A 75-year-old Vernal woman who shot and killed her husband two days after he filed for divorce has been sentence to prison for one to 15 years.

At sentencing Thursday in 8th District Court, Evelyn Christine Johnson claimed she grabbed a gun that was on a table and shot Alan Lavoy Johnson only after he appeared as though he would attack her, according to a prosecutor. The woman said she stopped firing when her husband stopped advancing. She then tended to his wounds.

But Utah County Attorney G. Mark Thomas said Evelyn Johnson was upset by the divorce filing and feared she might lose her house because of it.

Originally charged with murder, Evelyn Johnson pleaded guilty in December to a reduced count of manslaughter for the August 2004 slaying.

The 71-year-old victim had made his wife a cup of coffee and was apologizing and offering to reconcile when she opened fire with a .22-caliber pistol inside the camper trailer where he lived, striking the man five times, according to court documents.
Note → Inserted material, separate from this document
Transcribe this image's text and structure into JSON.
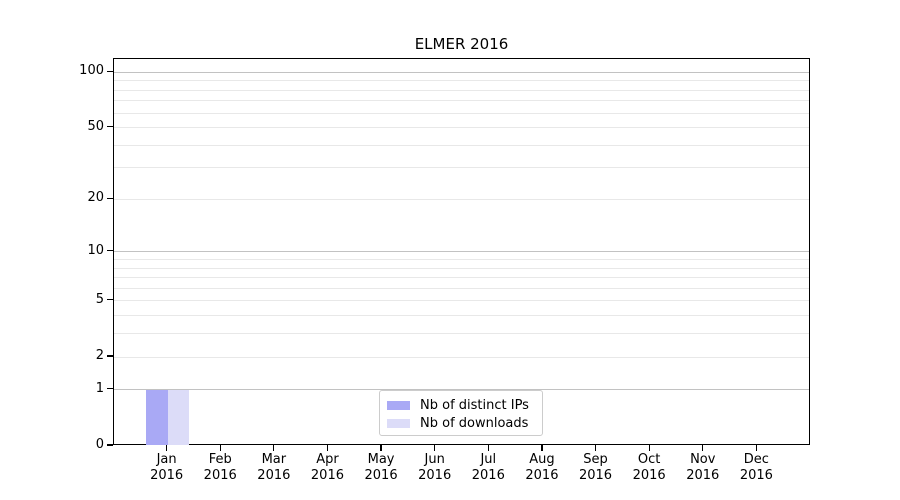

The case has been delayed for years because of questions surrounding the woman's mental health. In May of last year, doctors found her competent.

Thomas said the woman was often deemed incompetent during short-term evaluations but later deemed competent while receiving in-patient treatment because doctors could monitor her behavior.

"I want you to know how very sorry I am for what has happened but under the circumstances and all the medication I was taking, no wonder it has come to this," Johnson told Judge A. Lynn Payne in an October letter to the court.

"I'm so confused in my head about what is taking place and I have a hard time understanding the legalities of all of this," she wrote, "It happened so many years ago, I'm not sure what is what anymore. My mind and body hurt from the moment I rise in the morning until the moment I lay down at night."

In the letter, Johnson told the judge she realized she had "broken the law and that there are consequences for my actions" and that she was "tired and ready to know my fate."

Thomas said Johnson "presented herself as very feeble" during her court proceedings, though he questioned whether that was genuine.